Les trois marchands buvaient les paroles de Barrn. Ils avaient besoin d'entendre que quelqu'un faisait quelque chose pour eux. Ils avaient connu tant d'ennuis ces derniers temps.
Fidus eut cependant l'air un peu déçu quand l'ambassadeur parla d'envoyer un élève-Héraut.
«Un élève Héraut seulement?» Il eut l'air gêné.«Je veux dire, c'est déjà bien, un élève Héraut, mais un vrai Héraut, ça aurait été plus impressionnant.»
Bratan sembla hésiter quelques instants avant de prendre la parole.
«Et puis... Il m'est arrivé un drôle de truc l'autre jour. À Valdemar, j'aurais pensé que quelqu'un m'a fait une mauvaise blague, mais ici... ici c'est trop bizarre. J'avais un lot de magnifiques placets brodés avec des scènes champêtres. Et, l'autre jour, alors que je les montrais à une cliente, j'ai réalisé que les scènes avaient été changées. Je les ai pris avec moi pour vous montrer.»
Il sortit d'un sac de jute quelques placets brodés de couleurs vives.
«Là, regardez.»
Aénor s'approcha pour jeter un coup d'œil. Sur la première pièce, on pouvait voir une jolie scène champêtre, avec au premier plan une jolie vachère et en arrière-plan des... des monstres? Là où on aurait attendu des vaches se trouvaient un troupeau de créatures modifiées du genre qu'on pouvait trouver dans les Pélagirs. Elle eut un mouvement de recul inconscient quand elle crut voir une de ses horreurs tourner ses yeux fous vers elle.
«Quelle horreur! Ils sont tous comme ça?»
«Regardez, dame Héraut.»
Il montra la seconde broderie. Sur celle-ci, des ouvriers travaillaient dans des champs et en arrière-plan, un moulin se détachait sur le bleu du ciel. Mais dans les champs en arrière-plan, les plantes n'étaient plus d'une espèce normal. C'était des épis d'un jaune maladif, tordus, presque menaçant. Et les pales du moulin se révélaient être déchirées.
Il sortit encore un placet. Sur celle-ci, la modification sautait aux yeux. La pièce aurait dû représenter la famille royale. On aurait dû y voir Arthon, entouré de sa femme et de son fils. Mais à la place d'Arthon se tenait un homme aux traits flous, vêtu d'une robe de mage noire. Et là où aurait dû se trouver une Saskia rayonnante, on pouvait voir un Héraut femme, non identifié clairement, qui semblait tenue en laisse par le mage au centre.
«Je vous jure qu'à Valdemar, ils étaient parfaitement normaux ces placets! Et personne n'aurait osé broder des horreurs pareilles. On a tous beaucoup de respect pour les Hérauts, et pour le Roi.»
Fidus ajouta:
«Le pire, c'est le dernier. À la base, c'est un Héraut avec son Compagnon. Et là, enfle... vous voyez...»
Aénor se saisit du dernier placet. Il lui fallut toute sa discipline pour ne pas montrer son dégoût. À nouveau, le thème de base était un sujet habituel de l'art de Valdemar: un Héraut et son Compagnon, dans une verte campagne. Or là, le Héraut et son Compagnon mâle étaient intimement liés. Trop intimement.
«Objectivement, c'est sans doute le meilleur.

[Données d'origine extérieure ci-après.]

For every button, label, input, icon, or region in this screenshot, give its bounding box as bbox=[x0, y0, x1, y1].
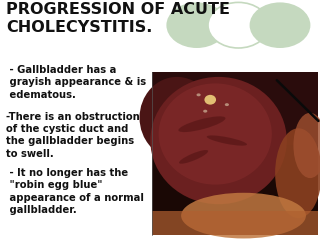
Text: - It no longer has the
 "robin egg blue"
 appearance of a normal
 gallbladder.: - It no longer has the "robin egg blue" … bbox=[6, 168, 144, 215]
Ellipse shape bbox=[159, 84, 272, 185]
Text: - Gallbladder has a
 grayish appearance & is
 edematous.: - Gallbladder has a grayish appearance &… bbox=[6, 65, 147, 100]
Ellipse shape bbox=[203, 110, 207, 113]
Circle shape bbox=[166, 2, 227, 48]
Ellipse shape bbox=[207, 135, 247, 146]
Ellipse shape bbox=[178, 116, 226, 132]
Circle shape bbox=[250, 2, 310, 48]
Ellipse shape bbox=[293, 113, 320, 178]
Text: -There is an obstruction
of the cystic duct and
the gallbladder begins
to swell.: -There is an obstruction of the cystic d… bbox=[6, 112, 140, 159]
Ellipse shape bbox=[140, 77, 214, 158]
Ellipse shape bbox=[196, 93, 201, 96]
Text: PROGRESSION OF ACUTE
CHOLECYSTITIS.: PROGRESSION OF ACUTE CHOLECYSTITIS. bbox=[6, 2, 230, 35]
Ellipse shape bbox=[204, 95, 216, 105]
Ellipse shape bbox=[179, 150, 208, 164]
Ellipse shape bbox=[225, 103, 229, 106]
Bar bbox=[152, 72, 318, 235]
Circle shape bbox=[208, 2, 269, 48]
Ellipse shape bbox=[150, 77, 287, 204]
Ellipse shape bbox=[275, 128, 320, 218]
Bar bbox=[152, 72, 318, 145]
Ellipse shape bbox=[181, 193, 306, 239]
Bar bbox=[152, 211, 318, 235]
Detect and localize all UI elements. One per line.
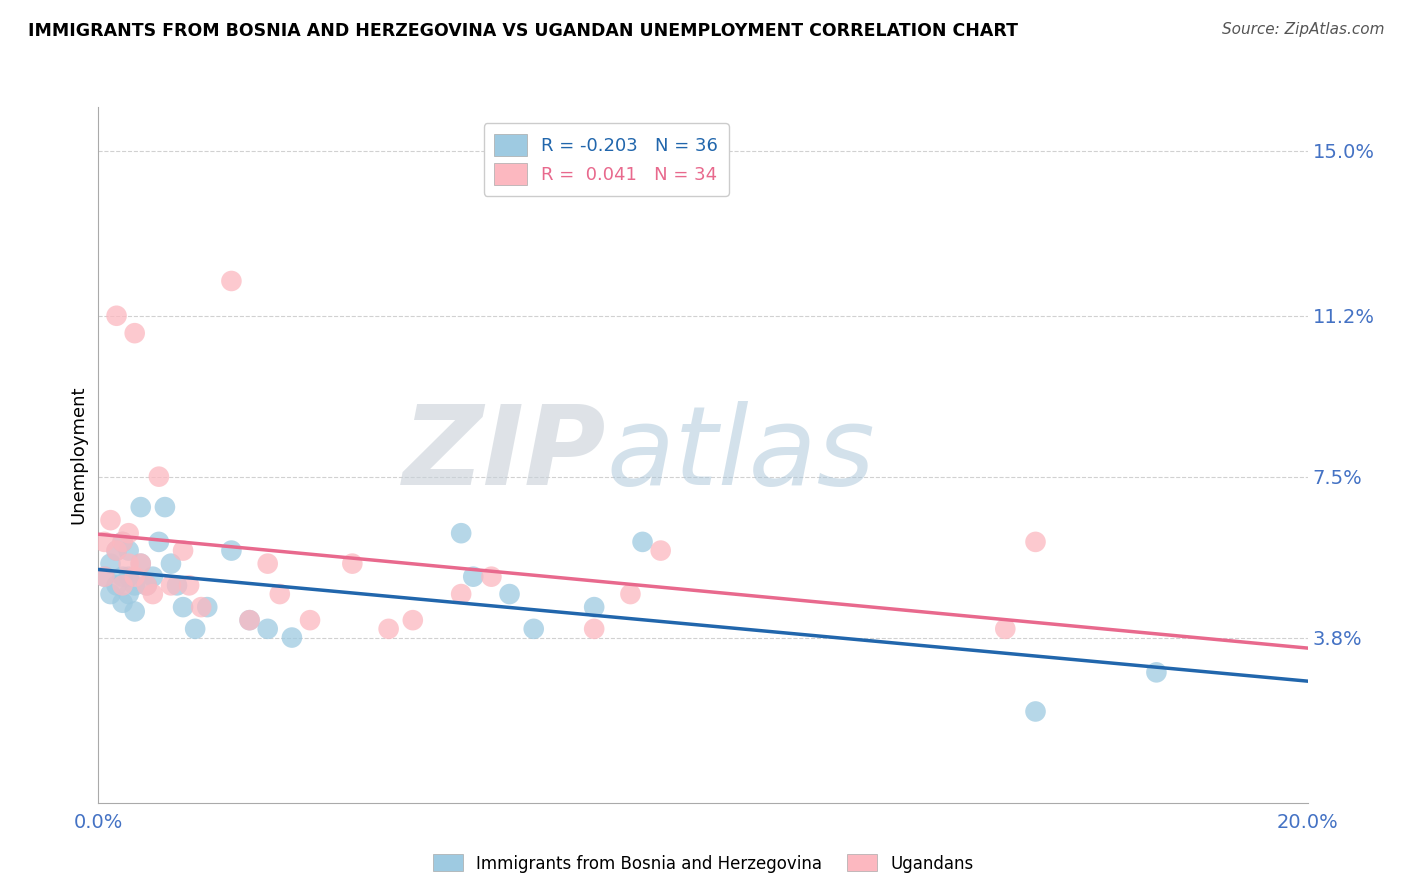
Point	[239, 613, 262, 627]
Point	[631, 535, 654, 549]
Point	[239, 613, 262, 627]
Point	[105, 309, 128, 323]
Point	[299, 613, 322, 627]
Point	[111, 596, 134, 610]
Point	[105, 543, 128, 558]
Point	[129, 557, 152, 571]
Point	[111, 578, 134, 592]
Point	[281, 631, 304, 645]
Point	[221, 543, 243, 558]
Point	[148, 535, 170, 549]
Point	[1024, 535, 1046, 549]
Y-axis label: Unemployment: Unemployment	[69, 385, 87, 524]
Point	[118, 587, 141, 601]
Text: ZIP: ZIP	[402, 401, 606, 508]
Point	[153, 500, 176, 514]
Point	[124, 326, 146, 341]
Point	[172, 600, 194, 615]
Point	[402, 613, 425, 627]
Point	[160, 578, 183, 592]
Point	[118, 543, 141, 558]
Point	[523, 622, 546, 636]
Point	[256, 622, 278, 636]
Point	[583, 600, 606, 615]
Point	[135, 578, 157, 592]
Point	[105, 578, 128, 592]
Point	[498, 587, 520, 601]
Point	[481, 570, 503, 584]
Point	[124, 605, 146, 619]
Point	[124, 578, 146, 592]
Point	[93, 570, 115, 584]
Legend: R = -0.203   N = 36, R =  0.041   N = 34: R = -0.203 N = 36, R = 0.041 N = 34	[484, 123, 728, 196]
Point	[1144, 665, 1167, 680]
Point	[100, 513, 122, 527]
Point	[256, 557, 278, 571]
Point	[342, 557, 364, 571]
Point	[105, 543, 128, 558]
Point	[450, 587, 472, 601]
Point	[583, 622, 606, 636]
Point	[142, 587, 165, 601]
Point	[184, 622, 207, 636]
Point	[994, 622, 1017, 636]
Point	[129, 557, 152, 571]
Point	[177, 578, 201, 592]
Point	[221, 274, 243, 288]
Point	[377, 622, 399, 636]
Point	[129, 500, 152, 514]
Text: atlas: atlas	[606, 401, 875, 508]
Point	[93, 570, 115, 584]
Point	[160, 557, 183, 571]
Point	[463, 570, 485, 584]
Point	[166, 578, 188, 592]
Point	[111, 535, 134, 549]
Point	[1024, 705, 1046, 719]
Point	[269, 587, 291, 601]
Point	[124, 570, 146, 584]
Point	[172, 543, 194, 558]
Point	[100, 557, 122, 571]
Point	[118, 557, 141, 571]
Point	[142, 570, 165, 584]
Point	[195, 600, 218, 615]
Text: Source: ZipAtlas.com: Source: ZipAtlas.com	[1222, 22, 1385, 37]
Point	[148, 469, 170, 483]
Text: IMMIGRANTS FROM BOSNIA AND HERZEGOVINA VS UGANDAN UNEMPLOYMENT CORRELATION CHART: IMMIGRANTS FROM BOSNIA AND HERZEGOVINA V…	[28, 22, 1018, 40]
Legend: Immigrants from Bosnia and Herzegovina, Ugandans: Immigrants from Bosnia and Herzegovina, …	[426, 847, 980, 880]
Point	[93, 535, 115, 549]
Point	[118, 570, 141, 584]
Point	[619, 587, 641, 601]
Point	[111, 570, 134, 584]
Point	[118, 526, 141, 541]
Point	[100, 587, 122, 601]
Point	[111, 535, 134, 549]
Point	[190, 600, 212, 615]
Point	[650, 543, 672, 558]
Point	[135, 578, 157, 592]
Point	[450, 526, 472, 541]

La personne qui a conçu ça parvient à critiquer deux aspects de notre culture. Les Hérauts et notre ouverture quant aux orientations sexuelles...»
Elle ne commenta pas la caricature de la famille royale, elle avait parfaitement compris le message. Ces broderies malsaines s'apparentaient presque à une déclaration d'intention, voire à une déclaration de guerre. Quant à l'ennemi, il ne faisait aucun doute pour Aénor.